Mahkememizce yapılan yargılama, toplanan deliller ve alınan bilirkişi raporları, tüm dosya kapsamına göre; davanın, fatura alacağından kaynaklı bakiye alacağın tahsili amacıyla başlatılan icra takibine itirazın iptali istemine ilişkin olduğu, alacağı oluşturan faturaların yemek hizmeti alım/satımı bedeline ilişkin olduğu, taraflar arasında yazılı sözleşme bulunmadığı, taraflar arasındaki ticari ilişkinin davalı tarafın kabulünde olduğu, davacı şirketin günlük sevk irsaliyeleri düzenlemek suretiyle davalı şirkete hazır yemek sevkiyatı ve davalı şirket personeline sunumunu yaptığı, davacı şirketçe günlük olarak düzenlenen sevk irsaliyelerinin düzenli bir şekilde haftalık olarak faturalaştırıldığı ve düzenlenen faturaların davalı şirket çalışanlarına/yetkilisine isim/imza veya imza karşılığı teslim edildikleri, davalı şirkete teslim edilen işbu faturaların davacı şirketçe ticari defterlerde davalı şirket adına borç kayıtlarının yapılmış bulunduğu, davalı tarafın fatura konusu hizmetleri almadığını, alınan hizmetlerin ise bedelinin ödendiğini, faturaların tebliğine ilişkin sevk irsaliyeleri üzerinde yazan isim/imzaların şirket yetkilisine ait olmadığı, hizmetin teslim alınmadığını savunduğu, mahkememizce davalının primlerini ödediği çalışan—— celbedilmiş, incelenmesinde irsaliyeler üzerinde teslim alan olarak ismi bulunan kişilerin davalı çalışanı olduğu tespit edilmiş, yine alacağa konu sevk irsaliyeleri numaraları bildirilerek davalı şirket yetkilisine söz konusu imzaların şirket yetkilisine yada çalışanlarına ait olup olmadığı hususunda isticvap edilmek üzere davetiye çıkarılmış ise de duruşmaya gelen olmadığı, geçerli bir mazeret sunulmadığının görüldüğü, davalının ticari defterlerini incelemeye sunmadığı, davacının kendi usulüne uygun ve birbirini teyit eden defterlerine göre takip tarihi itibariyle —- olduğu, dolayısıyla davacının tüm faturalara konu hizmeti davalıya teslim ettiğini ispat etmiş olduğu, davalı tarafın davacıya olan borcunu ödediği ve herhangi bir borcu olmadığı savunmasına karşılık borcu ödediğine dair herhangi bir ödeme makbuzu, dekont vs ibraz etmediği, alacak likit olmakla davacının icra inkar tazminatında haklı olduğu, davalının İstanbul Anadolu —. İcra Müdürlüğünün— Sayılı dosyasına yaptığı itirazının iptaline, takibin 12.126,56 TL asıl alacak üzerinden devamına, davalının asıl alacağa takip tarihinden itibaren taleple bağlı kalınarak %9 yasal faiz işletilmesine dair aşağıdaki şekilde karar verilmiştir.

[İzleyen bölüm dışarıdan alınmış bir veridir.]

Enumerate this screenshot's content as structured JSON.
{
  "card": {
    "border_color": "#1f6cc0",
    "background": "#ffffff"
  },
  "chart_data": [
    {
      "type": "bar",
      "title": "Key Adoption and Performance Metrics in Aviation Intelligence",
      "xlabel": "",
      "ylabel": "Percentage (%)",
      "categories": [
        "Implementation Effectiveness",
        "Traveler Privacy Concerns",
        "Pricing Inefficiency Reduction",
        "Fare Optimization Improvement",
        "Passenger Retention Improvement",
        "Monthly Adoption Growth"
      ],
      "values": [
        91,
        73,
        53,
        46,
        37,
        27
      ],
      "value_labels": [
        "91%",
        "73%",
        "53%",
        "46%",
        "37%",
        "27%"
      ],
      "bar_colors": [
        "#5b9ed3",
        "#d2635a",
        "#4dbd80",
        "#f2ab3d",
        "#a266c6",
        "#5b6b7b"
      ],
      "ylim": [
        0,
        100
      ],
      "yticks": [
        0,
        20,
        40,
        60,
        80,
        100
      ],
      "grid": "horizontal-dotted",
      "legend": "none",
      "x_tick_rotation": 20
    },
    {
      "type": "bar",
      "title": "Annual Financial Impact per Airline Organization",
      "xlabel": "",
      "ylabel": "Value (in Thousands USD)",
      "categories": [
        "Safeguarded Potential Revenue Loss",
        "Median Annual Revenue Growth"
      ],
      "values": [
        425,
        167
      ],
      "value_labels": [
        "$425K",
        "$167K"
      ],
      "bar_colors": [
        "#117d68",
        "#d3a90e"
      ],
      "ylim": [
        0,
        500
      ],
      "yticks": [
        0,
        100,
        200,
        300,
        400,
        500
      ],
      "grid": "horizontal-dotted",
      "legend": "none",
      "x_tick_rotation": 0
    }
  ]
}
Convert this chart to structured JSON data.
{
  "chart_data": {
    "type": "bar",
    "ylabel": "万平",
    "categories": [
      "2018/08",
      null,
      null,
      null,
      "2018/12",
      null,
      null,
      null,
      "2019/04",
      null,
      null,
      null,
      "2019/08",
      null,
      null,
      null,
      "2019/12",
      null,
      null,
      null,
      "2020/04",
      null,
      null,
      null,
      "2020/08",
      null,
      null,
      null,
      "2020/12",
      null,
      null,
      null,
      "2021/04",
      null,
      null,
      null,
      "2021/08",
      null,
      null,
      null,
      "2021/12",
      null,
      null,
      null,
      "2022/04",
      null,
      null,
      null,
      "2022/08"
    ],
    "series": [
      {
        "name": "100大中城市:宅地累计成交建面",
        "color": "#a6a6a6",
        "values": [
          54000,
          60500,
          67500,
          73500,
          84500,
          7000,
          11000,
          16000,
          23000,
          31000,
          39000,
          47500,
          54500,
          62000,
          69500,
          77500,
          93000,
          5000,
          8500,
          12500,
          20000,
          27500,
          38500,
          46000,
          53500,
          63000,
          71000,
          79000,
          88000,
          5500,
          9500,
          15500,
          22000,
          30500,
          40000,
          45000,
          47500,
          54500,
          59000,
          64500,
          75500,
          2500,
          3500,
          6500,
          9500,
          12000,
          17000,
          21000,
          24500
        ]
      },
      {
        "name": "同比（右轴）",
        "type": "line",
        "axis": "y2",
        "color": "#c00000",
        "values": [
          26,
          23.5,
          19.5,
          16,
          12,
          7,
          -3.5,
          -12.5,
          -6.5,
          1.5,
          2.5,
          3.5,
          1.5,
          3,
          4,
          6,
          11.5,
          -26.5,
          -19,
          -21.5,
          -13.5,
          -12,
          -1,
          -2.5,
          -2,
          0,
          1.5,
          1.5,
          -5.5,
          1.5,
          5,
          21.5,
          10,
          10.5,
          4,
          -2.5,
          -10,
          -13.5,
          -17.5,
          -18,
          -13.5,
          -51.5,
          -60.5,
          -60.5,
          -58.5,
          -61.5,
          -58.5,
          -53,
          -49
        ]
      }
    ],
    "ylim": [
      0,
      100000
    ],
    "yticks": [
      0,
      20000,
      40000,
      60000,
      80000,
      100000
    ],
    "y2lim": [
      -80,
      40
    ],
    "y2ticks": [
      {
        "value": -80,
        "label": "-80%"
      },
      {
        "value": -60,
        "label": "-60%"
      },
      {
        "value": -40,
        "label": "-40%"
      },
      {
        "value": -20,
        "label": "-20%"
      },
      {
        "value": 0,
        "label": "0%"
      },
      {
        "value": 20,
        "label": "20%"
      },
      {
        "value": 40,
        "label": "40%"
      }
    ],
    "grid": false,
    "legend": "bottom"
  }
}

H Ü K Ü M: Gerekçesi yukarıda açıklandığı üzere;
Davanın KABULÜNE,
1-Davalının İstanbul Anadolu—– İcra Müdürlüğünün— Sayılı takip dosyasına yapmış olduğu itirazının iptaline, takibin 12.126,56 TL asıl alacak üzerinden devamına, asıl alacağa takip tarihinden itibaren yasal faiz işletilmesine,
2-Alacak likit olmakla hüküm altına alınan 12.126,56 TL TL alacağın %20 si oranında inkar tazminatının davalıdan alınarak davacıya verilmesine,
3-Karar harcı 828,37 TL’den davacı tarafça peşin olarak yatırılan 146,47 TL harcın mahsubu ile bakiye 681,90 TL harcın davalı taraftan tahsili ile hazine adına irad kaydına,
4-Davacı tarafından peşin olarak yatırılan 146,47 TL harcın davalı taraftan tahsili ile davacı tarafa ödenmesine,
5-Davacı tarafından yatırılan 35,90 TL ilk masraf, 187,20 TL tebligat gideri ve müzekkere gideri, 600,00 TL bilirkişi ücreti olmak üzere toplam 823,10 TL yargılama giderinin davalı taraftan tahsili ile davacı tarafa ödenmesine,
6-Davacı taraf kendisini vekille temsil ettirdiğinden karar tarihinde geçerli —— esaslara göre belirlenen 3.400,00 TL vekalet ücretinin davalıdan alınarak davacıya verilmesine,
7-Davalı tarafından yapılan bir yargılama gideri olmadığından bu konuda karar verilmesine yer olmadığına,
8-Dosyaya yatırılan ve kullanılmayan gider avansının karar kesinleştiğinde ve talep halinde davacı tarafa iadesine,
Dair, davacı vekilinin ve davalı vekilinin yüzlerine karşı, kararın taraflara tebliğinden 2 haftalık süre içinde istinaf yolu açık olmak üzere verilen karar açıkça okunup usulen anlatıldı.